You can make better use of your skip if you give some thought to what you need to put in it, so start by writing a list. This gives you an idea of the skip size you need, and whether some things need separate handling.
Plan the order things go in – this makes a difference to the amount that will safely fit. Items that aren’t allowed include asbestos, cathode TVs, paint, oil, tyres, refrigerators and batteries (ask your council for advice about these).
Breaking items up gets more in, so disassemble furniture, flatten boxes, and break up hardcore if possible. Pack in a sensible order – put flat items in first, on the floor or sides, then put the heaviest rubble on the bottom and keep lighter materials until last.
You’ll be surprised how many items mysteriously materialise in your skip overnight. Skips can even be filled before you get started, so cover it. Lockable ones are available. If you allow neighbours to overfill it, a responsible driver will refuse to collect it until you make it safe.

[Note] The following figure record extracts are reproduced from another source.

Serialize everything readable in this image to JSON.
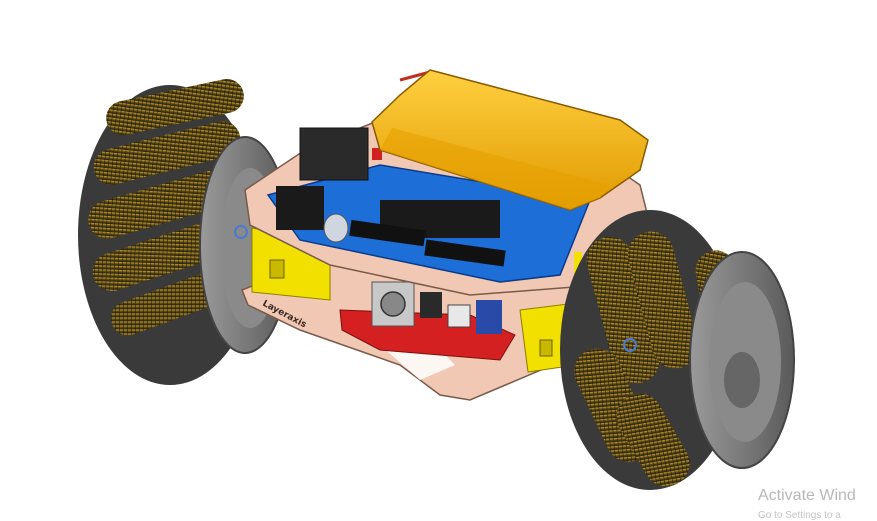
{
  "scene": {
    "subject": "mecanum-wheel-robot-cad-render",
    "board_colors": {
      "plate": "#f0c8b4",
      "controller_board": "#1e6ed8",
      "battery": "#f0b000",
      "motor_bracket": "#f2e000",
      "motor_driver": "#d42020",
      "wheel_hub": "#7a7a7a",
      "rollers": "#7a6420"
    },
    "plate_engraving": "Layeraxis"
  },
  "watermark": {
    "title": "Activate Wind",
    "subtitle": "Go to Settings to a"
  }
}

Public waste collection sites are being encouraged to bring in charges. A CMIOSH spokesperson advises that it isn’t “clear that there is a strong correlation between charging and illegal dumping or that there would.. be a significant increase if charging was introduced”. However, in some areas a person taking a piece of broken slate to a tip can be charged £3 each for the two halves and discover that plasterboard costs more to dispose of than it does to buy. As knowledge of these charges trickles through, fly tipping is inevitable without alternatives.

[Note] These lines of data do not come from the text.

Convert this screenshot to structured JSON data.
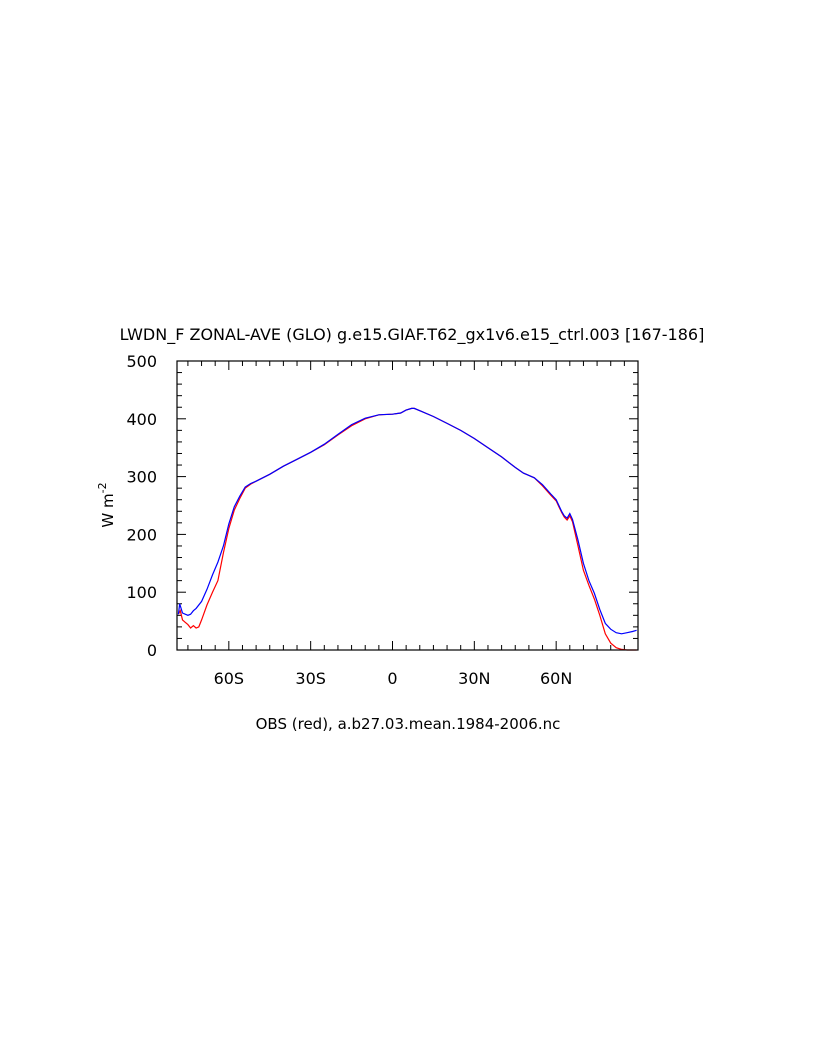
{
  "chart_data": {
    "type": "line",
    "title": "LWDN_F ZONAL-AVE (GLO) g.e15.GIAF.T62_gx1v6.e15_ctrl.003 [167-186]",
    "xlabel": "OBS (red), a.b27.03.mean.1984-2006.nc",
    "ylabel": "W m",
    "ylabel_superscript": "-2",
    "xlim": [
      -79,
      90
    ],
    "ylim": [
      0,
      500
    ],
    "x_ticks": [
      -60,
      -30,
      0,
      30,
      60
    ],
    "x_tick_labels": [
      "60S",
      "30S",
      "0",
      "30N",
      "60N"
    ],
    "y_ticks": [
      0,
      100,
      200,
      300,
      400,
      500
    ],
    "y_tick_labels": [
      "0",
      "100",
      "200",
      "300",
      "400",
      "500"
    ],
    "grid": false,
    "series": [
      {
        "color": "#ff0000",
        "x": [
          -78.5,
          -77.8,
          -77,
          -76,
          -75,
          -74,
          -73,
          -72,
          -71,
          -70,
          -68,
          -66,
          -64,
          -62,
          -60,
          -58,
          -56,
          -54,
          -52,
          -50,
          -45,
          -40,
          -35,
          -30,
          -25,
          -20,
          -15,
          -10,
          -5,
          0,
          3,
          5,
          7,
          8,
          10,
          15,
          20,
          25,
          30,
          35,
          40,
          45,
          48,
          50,
          52,
          55,
          58,
          60,
          61,
          62,
          63,
          64,
          65,
          66,
          68,
          70,
          72,
          74,
          76,
          78,
          80,
          82,
          84,
          86,
          88,
          89.5
        ],
        "values": [
          62,
          68,
          52,
          48,
          44,
          38,
          42,
          38,
          40,
          52,
          78,
          100,
          120,
          168,
          210,
          242,
          262,
          280,
          287,
          292,
          304,
          318,
          330,
          342,
          355,
          372,
          388,
          400,
          407,
          408,
          410,
          415,
          418,
          418,
          414,
          404,
          392,
          380,
          366,
          350,
          334,
          316,
          306,
          302,
          298,
          284,
          268,
          258,
          248,
          238,
          230,
          225,
          232,
          222,
          180,
          138,
          112,
          88,
          60,
          28,
          12,
          4,
          1,
          0,
          0,
          0
        ]
      },
      {
        "color": "#0000ff",
        "x": [
          -78.5,
          -78,
          -77.5,
          -77,
          -76,
          -75,
          -74,
          -73,
          -72,
          -70,
          -68,
          -66,
          -64,
          -62,
          -60,
          -58,
          -56,
          -54,
          -52,
          -50,
          -45,
          -40,
          -35,
          -30,
          -25,
          -20,
          -15,
          -10,
          -5,
          0,
          3,
          5,
          7,
          8,
          10,
          15,
          20,
          25,
          30,
          35,
          40,
          45,
          48,
          50,
          52,
          55,
          58,
          60,
          61,
          62,
          63,
          64,
          65,
          66,
          68,
          70,
          72,
          74,
          76,
          78,
          80,
          82,
          84,
          86,
          88,
          89.5
        ],
        "values": [
          62,
          80,
          72,
          64,
          62,
          60,
          62,
          68,
          72,
          84,
          105,
          130,
          152,
          180,
          218,
          248,
          266,
          282,
          288,
          292,
          304,
          318,
          330,
          342,
          356,
          373,
          390,
          401,
          407,
          408,
          410,
          415,
          418,
          418,
          414,
          404,
          392,
          380,
          366,
          350,
          334,
          316,
          306,
          302,
          298,
          286,
          270,
          260,
          250,
          240,
          232,
          228,
          236,
          226,
          190,
          150,
          120,
          98,
          70,
          46,
          36,
          30,
          28,
          30,
          32,
          34
        ]
      }
    ]
  }
}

Skips are most attractive when householders are able to dispose of waste in bulk. Skips are now available in sizes to suit all situations, from quality companies like Swansea skip hire firm, Pendragon Skips (http://www.pendragoncarmarthenshire.co.uk).
Where does it go?
EU regulations define “Best Available Practical Environmental Option” guidelines (BAPEO) that list the preferred options for waste disposal, including reducing packaging, reusing, recycling, energy recovery (electricity from incineration), thermal treatments that generate less CO2, and landfill with methane capture.
Little progress seems possible with the first two. All the others depend upon private or private/public initiatives for waste collection and disposal. Skip hire companies now divert 95% of waste away from landfills.